Comparison of the DQN agent with the best reinforcement learning methods in the literature. The performance of DQN is normalized with respect to a professional human games tester (100% level) and random play (0% level). Note that the normalized performance of DQN, expressed as a percentage, is calculated as: 100 X (DQN score - random play score)/(human score - random play score). Error bars indicate s.d. across the 30 evaluation episodes, starting with different initial conditions. Figure courtesy of Mnih et al. “Human-level control through deep reinforcement learning”, Nature 26 Feb. 2015.
This work offers the first demonstration of a general purpose learning agent that can be trained end-to-end to handle a wide variety of challenging tasks, taking in only raw pixels as inputs and transforming these into actions that can be executed in real-time. This kind of technology should help us build more useful products—imagine if you could ask the Google app to complete any kind of complex task (“Okay Google, plan me a great backpacking trip through Europe!”).

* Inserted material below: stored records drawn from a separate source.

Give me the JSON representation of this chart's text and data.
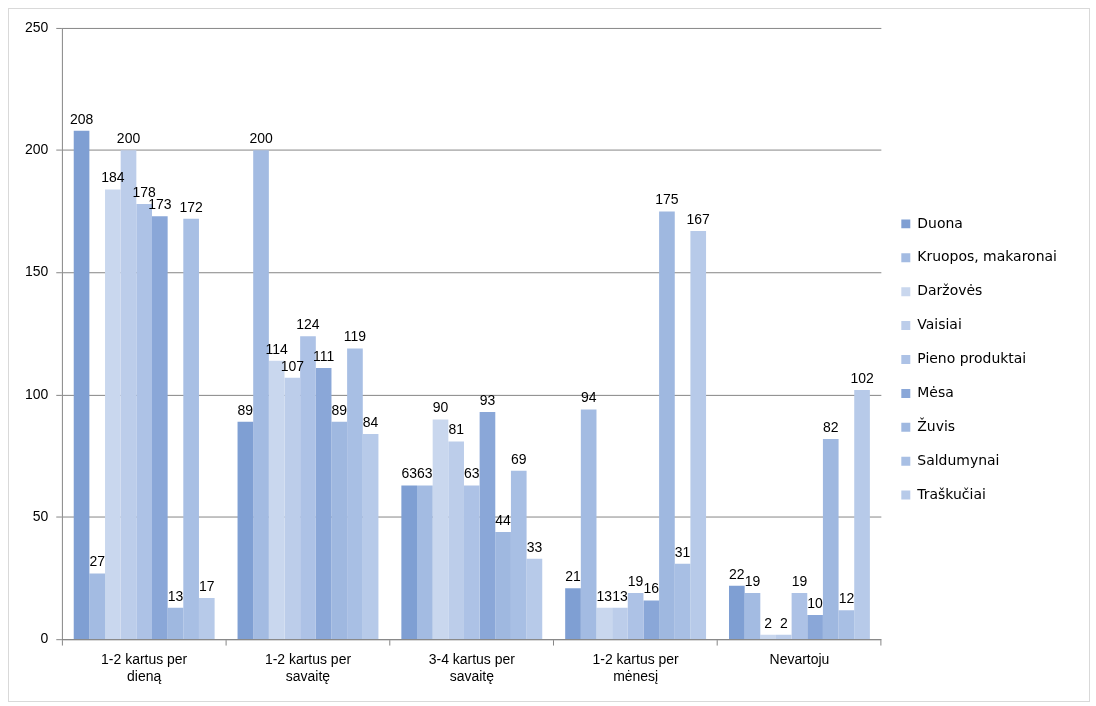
{
  "chart_data": {
    "type": "bar",
    "categories": [
      "1-2 kartus per dieną",
      "1-2 kartus per savaitę",
      "3-4 kartus per savaitę",
      "1-2 kartus per mėnesį",
      "Nevartoju"
    ],
    "series": [
      {
        "name": "Duona",
        "color": "#7f9fd3",
        "values": [
          208,
          89,
          63,
          21,
          22
        ]
      },
      {
        "name": "Kruopos, makaronai",
        "color": "#a3bbe2",
        "values": [
          27,
          200,
          63,
          94,
          19
        ]
      },
      {
        "name": "Daržovės",
        "color": "#c9d7ee",
        "values": [
          184,
          114,
          90,
          13,
          2
        ]
      },
      {
        "name": "Vaisiai",
        "color": "#bccdea",
        "values": [
          200,
          107,
          81,
          13,
          2
        ]
      },
      {
        "name": "Pieno produktai",
        "color": "#adc2e6",
        "values": [
          178,
          124,
          63,
          19,
          19
        ]
      },
      {
        "name": "Mėsa",
        "color": "#8aa7d8",
        "values": [
          173,
          111,
          93,
          16,
          10
        ]
      },
      {
        "name": "Žuvis",
        "color": "#9fb8e0",
        "values": [
          13,
          89,
          44,
          175,
          82
        ]
      },
      {
        "name": "Saldumynai",
        "color": "#a8bfe4",
        "values": [
          172,
          119,
          69,
          31,
          12
        ]
      },
      {
        "name": "Traškučiai",
        "color": "#b7cae9",
        "values": [
          17,
          84,
          33,
          167,
          102
        ]
      }
    ],
    "ylim": [
      0,
      250
    ],
    "yticks": [
      0,
      50,
      100,
      150,
      200,
      250
    ],
    "grid": "y",
    "legend": "right",
    "data_labels": true
  }
}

We also hope this kind of domain general learning algorithm will give researchers new ways to make sense of complex large-scale data creating the potential for exciting discoveries in fields such as climate science, physics, medicine and genomics. And it may even help scientists better understand the process by which humans learn. After all, as the great physicist Richard Feynman famously said: “What I cannot create, I do not understand.”